Most days, Tracy Singleton just walks out her front door and down the street to have dinner at the Birchwood Café. Wouldn’t that be nice? Of course, for her it’s the most natural thing in the world, since she owns the restaurant. The dining room is her dining room, the kitchen is her kitchen and the community room is her living room, although she invites the whole community to come in and watch things together on the big TV, which only gets turned on for things like food documentaries, the Tour de France and the Democratic debates.
“People ask me if I’m going to show the Republic debates, too, and I would be all for it in principle, but in reality I wasn’t willing to listen to people say horrible, racist, untrue things about the people who work in my kitchen. My staff is like an extension of my family and I won’t tolerate people abusing them,” said Singleton.
Along with serving really good food, the Birchwood Café is known for nurturing community. Singleton looks out for her employees, customers and the farmers who grow the food that brings them together. “Food is about connections, and we want people to understand how we are connected to the land and each other through what we eat. So we’ve always been involved in advocacy and our restaurant is a hub for a lot of activity that isn’t about going out to eat,” she says. “We want people to apply the same awareness to the way they eat well at home, too.”
A collection of classic Birchwood recipes
That’s why, when you leave the restaurant, you can pick up a copy of “The Birchwood Café Cookbook” (University of Minnesota Press) — and your CSA box, if you subscribe to one of the eight farms that uses the café as a drop site — and do this good-food thing at home. Singleton opened the Birchwood Café 20 years ago in Minneapolis’ Seward neighborhood, and since the very beginning, she hated to disappoint customers who asked for recipes — the regulars, many of them neighbors, are like family too. So Singleton, chef Marshall Paulsen and Beth Dooley created a collection of classic Birchwood recipes that will satisfy some — but not all — of those requests.
“The Key lime pie recipe is not in the book. The salsa recipe is not in the book. Everybody seems to have a favorite recipe that’s not in the book, but we can’t print them all. The goal was to include a few recipes for every meal that were easy for most people to prepare, that represented our beliefs and followed the seasons and local produce,” says Singleton, who did include the secret to those very popular savory waffles. “We wanted people to be able to recreate a little bit of the Birchwood at home.”
The book is divided into eight, not four seasons: Spring, Summer, Scorch, Autumn, Dusk, Frost, Winter and Thaw. We are now, by the way, in Dusk, a pre-hibernation, post-harvest phase when the Birchwood turns to soups, curries, pies and Thanksgiving flavors.

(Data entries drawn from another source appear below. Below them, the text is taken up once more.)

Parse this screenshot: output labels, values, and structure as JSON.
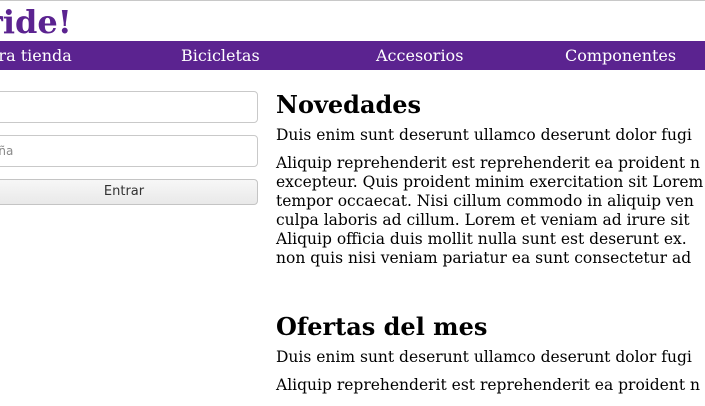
{
  "header": {
    "brand": "ride!"
  },
  "nav": {
    "items": [
      {
        "label": "tra tienda"
      },
      {
        "label": "Bicicletas"
      },
      {
        "label": "Accesorios"
      },
      {
        "label": "Componentes"
      }
    ]
  },
  "login": {
    "user_placeholder": "",
    "password_placeholder": "eña",
    "submit_label": "Entrar"
  },
  "sections": [
    {
      "title": "Novedades",
      "lead": "Duis enim sunt deserunt ullamco deserunt dolor fugi",
      "body": [
        "Aliquip reprehenderit est reprehenderit ea proident n",
        "excepteur. Quis proident minim exercitation sit Lorem",
        "tempor occaecat. Nisi cillum commodo in aliquip ven",
        "culpa laboris ad cillum. Lorem et veniam ad irure sit",
        "Aliquip officia duis mollit nulla sunt est deserunt ex.",
        "non quis nisi veniam pariatur ea sunt consectetur ad"
      ]
    },
    {
      "title": "Ofertas del mes",
      "lead": "Duis enim sunt deserunt ullamco deserunt dolor fugi",
      "body": [
        "Aliquip reprehenderit est reprehenderit ea proident n"
      ]
    }
  ]
}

This fine division of seasons reflects the close attention Singleton and Paulsen pay to weather and its impact on the farmers who supply them with ingredients. “Sometimes tomato season starts in June, sometimes it doesn’t get going until August,” she says. “We just respond to what’s happening in the world.”
The book includes profiles of some of those farms and anecdotes from Singleton’s own evolving understanding of food, from her great-grandmother’s homegrown cooking to her mom’s pre-made dinners to low-fat and fast food in college to Lucia Watson’s famous kitchen, where Singleton found inspiration for what became the Birchwood. She took Watson’s mindful use of local ingredients and in her fostering of a friendly workplace and community-centered business to the next level, supporting initiatives that benefit the community and organizations that align with Birchwood values. Two years ago, the community gave back when Singleton realized the Birchwood couldn’t do it all in its existing space, and launched a Kickstarter campaign to fund an expansion. “It was hard to contemplate doing a Kickstarter, but we’d given a lot to the community, and when we asked for help, they responded in such a big way — it was the third-most successful Kickstarter for a restaurant to date.”

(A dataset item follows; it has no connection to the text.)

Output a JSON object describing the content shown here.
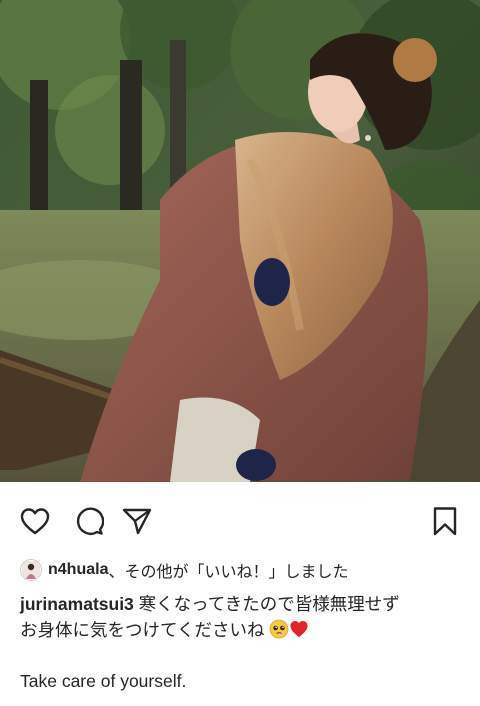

Now the newly expanded Birchwood is back to the business of good food and community-building. Nearly every day, the restaurant hosts community gatherings and events that further food awareness, peace initiatives and social justice efforts — and even, in the post-cookbook era, literary efforts. The Birchwood, along with James Norton of the Heavy Table blog, are hosting a fiction contest and the restaurant recently donated profits to the Alter/Narratives Project, an online platform for sharing the stories of people who are absent or marginalized in traditional media.
“We want to reflect and expand upon the conversations people are having over dinner in the café or at home or in society today. Food connects and unites us, and sharing food is an experience that is so much more than just sustenance, and we read and talk and think about things when we eat, so it all makes sense in my head. We’re very happy to not just feed people.”